As I read the curriculum possibilities proposed — those deemed “offensive and dangerous” in the pamphlet — overall, I agreed with the spirit and suggestions of the Barlow grads. I applaud them for seeking inclusivity through education. The pamphlet’s authors write about conservative students complaining of a hostile environment at school. Sadly, LGBTQ students and those of color could probably speak to years of harassment, both subtle and overt. No student, ever, should suffer so, and I commend the determination of the Board of Ed and Barlow grads to address that.
The pamphlet warns that the words in the Declaration of Independence that “all men are created equal” are in danger of cancellation in the move to recognize the impact of white privilege. Racism was inherent in the lives of the slave-owning Founders; equality was the ideal they challenged posterity to realize. This is OUR responsibility, passed down through generations, and in Easton, our boards and graduates are striving to do that.

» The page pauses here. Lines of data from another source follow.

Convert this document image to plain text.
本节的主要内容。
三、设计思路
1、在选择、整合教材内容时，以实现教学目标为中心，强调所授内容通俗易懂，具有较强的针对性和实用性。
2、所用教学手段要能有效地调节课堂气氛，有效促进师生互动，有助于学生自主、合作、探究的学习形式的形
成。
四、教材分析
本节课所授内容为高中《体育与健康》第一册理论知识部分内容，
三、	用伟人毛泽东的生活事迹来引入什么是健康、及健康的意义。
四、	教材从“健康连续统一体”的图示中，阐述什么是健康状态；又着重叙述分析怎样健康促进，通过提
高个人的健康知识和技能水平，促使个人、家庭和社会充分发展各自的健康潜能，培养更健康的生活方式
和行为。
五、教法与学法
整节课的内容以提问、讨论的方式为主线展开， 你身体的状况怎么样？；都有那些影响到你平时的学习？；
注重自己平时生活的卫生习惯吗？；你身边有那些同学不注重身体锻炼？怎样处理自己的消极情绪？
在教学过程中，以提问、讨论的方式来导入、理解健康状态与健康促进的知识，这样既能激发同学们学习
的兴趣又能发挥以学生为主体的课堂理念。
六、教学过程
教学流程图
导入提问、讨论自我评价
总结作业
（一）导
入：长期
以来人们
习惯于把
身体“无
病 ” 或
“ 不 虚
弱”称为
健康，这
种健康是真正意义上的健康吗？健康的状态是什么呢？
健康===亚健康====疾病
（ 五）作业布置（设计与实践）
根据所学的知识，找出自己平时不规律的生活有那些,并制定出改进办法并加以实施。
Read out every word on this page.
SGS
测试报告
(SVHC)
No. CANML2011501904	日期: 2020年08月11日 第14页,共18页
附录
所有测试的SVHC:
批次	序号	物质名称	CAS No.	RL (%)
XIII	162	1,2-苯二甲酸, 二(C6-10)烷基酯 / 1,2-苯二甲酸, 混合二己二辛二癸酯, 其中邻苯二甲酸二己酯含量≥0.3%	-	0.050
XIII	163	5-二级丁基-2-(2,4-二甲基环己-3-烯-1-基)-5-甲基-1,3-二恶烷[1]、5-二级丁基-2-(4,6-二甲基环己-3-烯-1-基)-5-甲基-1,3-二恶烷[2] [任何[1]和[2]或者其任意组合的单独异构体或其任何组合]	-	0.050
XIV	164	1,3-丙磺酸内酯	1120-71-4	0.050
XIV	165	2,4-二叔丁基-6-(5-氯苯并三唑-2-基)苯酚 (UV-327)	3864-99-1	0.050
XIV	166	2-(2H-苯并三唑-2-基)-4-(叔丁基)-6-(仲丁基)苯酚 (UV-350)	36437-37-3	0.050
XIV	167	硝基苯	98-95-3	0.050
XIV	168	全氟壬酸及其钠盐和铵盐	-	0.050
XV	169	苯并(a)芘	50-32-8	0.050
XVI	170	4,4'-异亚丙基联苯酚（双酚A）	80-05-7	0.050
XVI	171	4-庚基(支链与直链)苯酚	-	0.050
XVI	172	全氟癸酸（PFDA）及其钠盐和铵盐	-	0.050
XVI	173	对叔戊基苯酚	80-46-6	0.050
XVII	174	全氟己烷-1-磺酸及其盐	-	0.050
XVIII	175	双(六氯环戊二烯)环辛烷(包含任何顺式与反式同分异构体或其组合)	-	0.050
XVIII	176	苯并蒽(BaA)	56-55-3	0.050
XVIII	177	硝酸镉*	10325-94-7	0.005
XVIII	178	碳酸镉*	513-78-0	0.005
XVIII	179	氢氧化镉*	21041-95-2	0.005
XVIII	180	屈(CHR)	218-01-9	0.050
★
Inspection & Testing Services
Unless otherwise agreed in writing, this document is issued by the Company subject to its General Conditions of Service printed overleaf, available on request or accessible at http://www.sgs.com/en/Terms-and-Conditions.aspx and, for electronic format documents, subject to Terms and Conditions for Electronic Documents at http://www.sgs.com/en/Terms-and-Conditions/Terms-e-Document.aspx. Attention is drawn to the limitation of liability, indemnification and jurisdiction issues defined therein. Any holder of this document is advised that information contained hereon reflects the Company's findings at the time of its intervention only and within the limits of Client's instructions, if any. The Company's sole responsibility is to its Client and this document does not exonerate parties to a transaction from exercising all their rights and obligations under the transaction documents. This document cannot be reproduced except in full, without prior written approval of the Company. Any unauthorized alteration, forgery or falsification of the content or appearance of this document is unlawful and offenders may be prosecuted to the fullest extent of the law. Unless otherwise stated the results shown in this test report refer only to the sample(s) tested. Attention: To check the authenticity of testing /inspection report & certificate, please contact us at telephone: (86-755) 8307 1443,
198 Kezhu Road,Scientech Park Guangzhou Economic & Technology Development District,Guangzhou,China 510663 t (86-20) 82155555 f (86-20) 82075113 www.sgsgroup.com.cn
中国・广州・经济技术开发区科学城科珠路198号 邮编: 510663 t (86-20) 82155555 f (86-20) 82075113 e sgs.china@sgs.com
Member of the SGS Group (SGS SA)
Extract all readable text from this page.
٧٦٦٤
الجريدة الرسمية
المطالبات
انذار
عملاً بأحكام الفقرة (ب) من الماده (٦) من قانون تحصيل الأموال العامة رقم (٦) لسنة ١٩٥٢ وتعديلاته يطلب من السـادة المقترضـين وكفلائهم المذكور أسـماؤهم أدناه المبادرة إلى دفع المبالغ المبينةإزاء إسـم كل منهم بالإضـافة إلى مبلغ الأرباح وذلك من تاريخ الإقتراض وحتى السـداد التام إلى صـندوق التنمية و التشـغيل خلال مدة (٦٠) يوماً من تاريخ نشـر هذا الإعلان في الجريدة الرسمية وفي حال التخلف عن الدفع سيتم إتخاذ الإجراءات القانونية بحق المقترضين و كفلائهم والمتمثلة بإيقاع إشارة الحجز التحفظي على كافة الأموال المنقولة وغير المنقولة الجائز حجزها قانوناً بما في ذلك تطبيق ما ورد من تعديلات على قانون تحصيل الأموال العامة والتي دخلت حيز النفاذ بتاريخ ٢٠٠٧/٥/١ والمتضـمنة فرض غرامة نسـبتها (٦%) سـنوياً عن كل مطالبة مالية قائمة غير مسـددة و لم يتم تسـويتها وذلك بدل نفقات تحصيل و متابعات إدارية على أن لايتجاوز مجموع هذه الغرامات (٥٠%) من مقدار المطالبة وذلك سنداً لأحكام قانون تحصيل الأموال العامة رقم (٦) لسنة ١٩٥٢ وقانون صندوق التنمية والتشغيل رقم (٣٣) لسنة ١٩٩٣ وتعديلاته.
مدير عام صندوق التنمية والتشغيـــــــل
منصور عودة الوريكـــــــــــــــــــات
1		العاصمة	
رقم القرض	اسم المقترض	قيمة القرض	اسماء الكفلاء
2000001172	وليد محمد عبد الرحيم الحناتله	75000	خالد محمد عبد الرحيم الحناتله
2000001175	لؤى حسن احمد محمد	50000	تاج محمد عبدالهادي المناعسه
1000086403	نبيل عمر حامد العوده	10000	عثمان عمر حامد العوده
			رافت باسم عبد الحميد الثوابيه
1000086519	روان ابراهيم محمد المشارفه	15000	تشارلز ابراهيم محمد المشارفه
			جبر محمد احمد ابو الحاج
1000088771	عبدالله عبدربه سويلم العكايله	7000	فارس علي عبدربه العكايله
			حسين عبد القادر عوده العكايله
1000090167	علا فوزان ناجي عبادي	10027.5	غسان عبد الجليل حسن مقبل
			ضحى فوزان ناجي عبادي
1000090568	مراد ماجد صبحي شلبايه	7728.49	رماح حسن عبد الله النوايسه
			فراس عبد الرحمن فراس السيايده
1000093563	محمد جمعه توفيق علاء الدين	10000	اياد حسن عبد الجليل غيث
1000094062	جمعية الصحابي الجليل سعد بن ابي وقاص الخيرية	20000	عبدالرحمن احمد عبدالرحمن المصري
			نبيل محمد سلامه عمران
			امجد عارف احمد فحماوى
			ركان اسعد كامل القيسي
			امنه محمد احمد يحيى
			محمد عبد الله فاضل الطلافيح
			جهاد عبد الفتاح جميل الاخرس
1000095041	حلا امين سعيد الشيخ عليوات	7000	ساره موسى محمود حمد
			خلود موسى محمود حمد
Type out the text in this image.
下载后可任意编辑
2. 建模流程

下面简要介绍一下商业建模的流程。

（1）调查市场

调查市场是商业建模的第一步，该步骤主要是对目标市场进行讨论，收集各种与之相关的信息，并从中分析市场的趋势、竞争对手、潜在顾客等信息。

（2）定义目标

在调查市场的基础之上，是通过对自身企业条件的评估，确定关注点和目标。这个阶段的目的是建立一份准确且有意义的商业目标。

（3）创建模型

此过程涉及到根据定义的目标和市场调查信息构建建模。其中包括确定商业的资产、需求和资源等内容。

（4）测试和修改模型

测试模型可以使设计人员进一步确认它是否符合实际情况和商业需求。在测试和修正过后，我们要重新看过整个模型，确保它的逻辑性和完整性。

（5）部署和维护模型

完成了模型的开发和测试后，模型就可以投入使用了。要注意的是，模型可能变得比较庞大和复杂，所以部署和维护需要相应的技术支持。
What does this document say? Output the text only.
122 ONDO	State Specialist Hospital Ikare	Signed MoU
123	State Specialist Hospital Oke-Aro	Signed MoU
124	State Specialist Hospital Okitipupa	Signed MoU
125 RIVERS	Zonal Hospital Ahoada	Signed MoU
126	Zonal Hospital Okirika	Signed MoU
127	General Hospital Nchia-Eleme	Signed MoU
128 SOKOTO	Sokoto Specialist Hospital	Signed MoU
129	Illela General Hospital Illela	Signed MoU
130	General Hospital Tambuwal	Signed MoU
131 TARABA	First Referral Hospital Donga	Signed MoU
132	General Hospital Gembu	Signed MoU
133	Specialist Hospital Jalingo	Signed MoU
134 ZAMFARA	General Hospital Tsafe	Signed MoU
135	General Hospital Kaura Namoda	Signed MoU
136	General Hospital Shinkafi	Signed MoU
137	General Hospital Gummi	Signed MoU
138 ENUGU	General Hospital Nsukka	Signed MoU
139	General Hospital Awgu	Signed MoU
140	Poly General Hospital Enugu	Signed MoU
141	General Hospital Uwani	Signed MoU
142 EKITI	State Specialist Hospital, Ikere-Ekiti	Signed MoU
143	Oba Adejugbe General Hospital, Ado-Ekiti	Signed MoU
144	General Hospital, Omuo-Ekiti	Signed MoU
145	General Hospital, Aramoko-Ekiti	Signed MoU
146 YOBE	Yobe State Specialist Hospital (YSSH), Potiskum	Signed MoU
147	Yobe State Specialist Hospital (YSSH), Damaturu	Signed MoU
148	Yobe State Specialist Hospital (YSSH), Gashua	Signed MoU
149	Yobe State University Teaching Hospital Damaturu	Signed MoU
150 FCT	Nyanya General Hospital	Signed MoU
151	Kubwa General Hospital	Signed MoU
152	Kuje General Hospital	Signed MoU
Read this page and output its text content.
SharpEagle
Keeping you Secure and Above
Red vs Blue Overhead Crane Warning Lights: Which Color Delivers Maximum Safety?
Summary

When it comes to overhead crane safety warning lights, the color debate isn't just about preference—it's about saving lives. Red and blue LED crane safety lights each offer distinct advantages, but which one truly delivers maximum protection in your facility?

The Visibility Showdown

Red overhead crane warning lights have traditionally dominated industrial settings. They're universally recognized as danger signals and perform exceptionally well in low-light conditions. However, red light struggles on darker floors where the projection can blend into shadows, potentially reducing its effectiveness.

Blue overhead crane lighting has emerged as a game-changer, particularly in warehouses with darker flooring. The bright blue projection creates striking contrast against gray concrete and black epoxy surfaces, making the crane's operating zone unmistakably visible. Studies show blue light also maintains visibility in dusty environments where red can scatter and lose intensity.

While the pamphlet urges vigilance against the “dangerous and divisive behavior” of Barlow graduates seeking awareness and social justice, and questions their means to seek truth, it is hard not to be cynical about the pamphlet’s echoes of the past four years of America’s marination in lies and the drumbeat of distrust of “the other.”
Finally, I go back to the authors’ wish to preserve “our way of life.” It strikes me that the goals of the Easton Diversity and Inclusion Taskforce, as well as those of the 500+ Barlow graduates, are to seek a re-set, a return in the broadest sense to a lesson every child of the fifties learned at home and at school, “Do unto others as you would have others do unto you.” America has failed in that lately; we must strive to live up to the ideals prescribed by the Founders.